Biden had difficulty raising funds, struggled to draw people to his rallies, and failed to gain traction against the high-profile candidacies of Barack Obama and Hillary Clinton. He never rose above single digits in national polls of the Democratic candidates. In the first contest on January 3, 2008, Biden placed fifth in the Iowa caucuses, garnering slightly less than one percent of the state delegates. He withdrew from the race that evening.
Despite its lack of success, Biden's 2008 campaign raised his stature in the political world. In particular, it changed the relationship between Biden and Obama. Although they had served together on the Senate Foreign Relations Committee, they had not been close: Biden resented Obama's quick rise to political stardom, while Obama viewed Biden as garrulous and patronizing. Having gotten to know each other during 2007, Obama appreciated Biden's campaign style and appeal to working-class voters, and Biden said he became convinced Obama was "the real deal".

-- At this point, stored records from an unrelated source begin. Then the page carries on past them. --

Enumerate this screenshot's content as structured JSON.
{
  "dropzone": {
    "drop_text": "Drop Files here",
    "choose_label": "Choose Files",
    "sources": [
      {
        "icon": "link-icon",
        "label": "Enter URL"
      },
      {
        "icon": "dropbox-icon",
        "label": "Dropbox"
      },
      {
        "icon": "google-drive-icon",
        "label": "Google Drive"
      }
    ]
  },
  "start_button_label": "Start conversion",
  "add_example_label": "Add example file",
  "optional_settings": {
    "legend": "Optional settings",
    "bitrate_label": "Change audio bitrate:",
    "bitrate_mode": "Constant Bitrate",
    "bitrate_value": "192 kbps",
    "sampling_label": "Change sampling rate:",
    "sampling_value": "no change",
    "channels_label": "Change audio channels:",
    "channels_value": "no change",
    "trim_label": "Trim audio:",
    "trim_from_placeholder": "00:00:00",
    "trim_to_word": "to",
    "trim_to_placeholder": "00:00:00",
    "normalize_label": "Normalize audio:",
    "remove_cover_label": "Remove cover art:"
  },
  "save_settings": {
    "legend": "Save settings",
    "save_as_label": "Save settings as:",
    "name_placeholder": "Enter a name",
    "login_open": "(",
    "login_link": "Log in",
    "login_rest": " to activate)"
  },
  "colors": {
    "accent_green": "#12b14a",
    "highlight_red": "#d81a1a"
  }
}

Vice presidential campaigns
2008 campaign
In August 2008, Obama and Biden met in secret to discuss the possibility of a place for Biden in the Obama administration, and developed a strong personal rapport. On August 22, Obama announced that Biden would be his running mate. The New York Times reported that the choice reflected a desire for someone with foreign policy and national security experience. Others pointed out Biden's appeal to middle-class and blue-collar voters. Biden was officially nominated for vice president on August 27 at the 2008 Democratic National Convention in Denver.
Biden's vice-presidential campaigning gained little media attention, as the press devoted far more coverage to the Republican nominee and then-governor of Alaska, Sarah Palin. Under instructions from the campaign, Biden kept his speeches succinct and tried to avoid offhand remarks. Privately, Biden's remarks frustrated Obama. "How many times is Biden gonna say something stupid?", he once angrily asked. Obama campaign staffers called Biden's blunders "Joe bombs" and kept Biden uninformed about strategy discussions, which irked Biden. Relations between the two campaigns became strained for a month, until Biden apologized to Obama and the two built a stronger partnership.

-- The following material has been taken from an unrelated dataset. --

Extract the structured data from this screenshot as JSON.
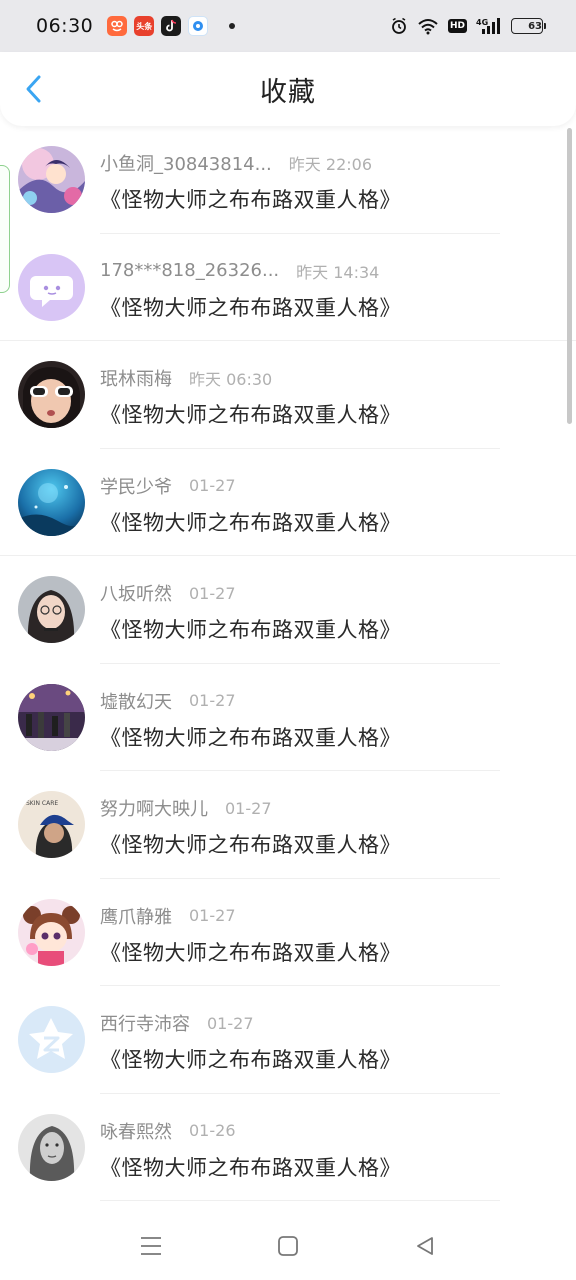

As the 2008 financial crisis reached a peak in September 2008, and the proposed Emergency Economic Stabilization Act of 2008 became a major factor in the campaign, Biden voted for the $700 billion Emergency Economic Stabilization Act of 2008, which passed in the Senate. On October 2, he participated in the vice-presidential debate with Palin at Washington University in St. Louis. Post-debate polls found that while Palin exceeded many voters' expectations, Biden had still won the debate overall. On November 4, Obama and Biden were elected.
As Biden was running for vice president, he was also running for reelection to the Senate, as permitted by Delaware law. Having been reelected to the Senate as well as the vice presidency, Biden made a point of not resigning from the Senate before he was sworn in for his seventh term in January 2009. He resigned from the Senate on January 15.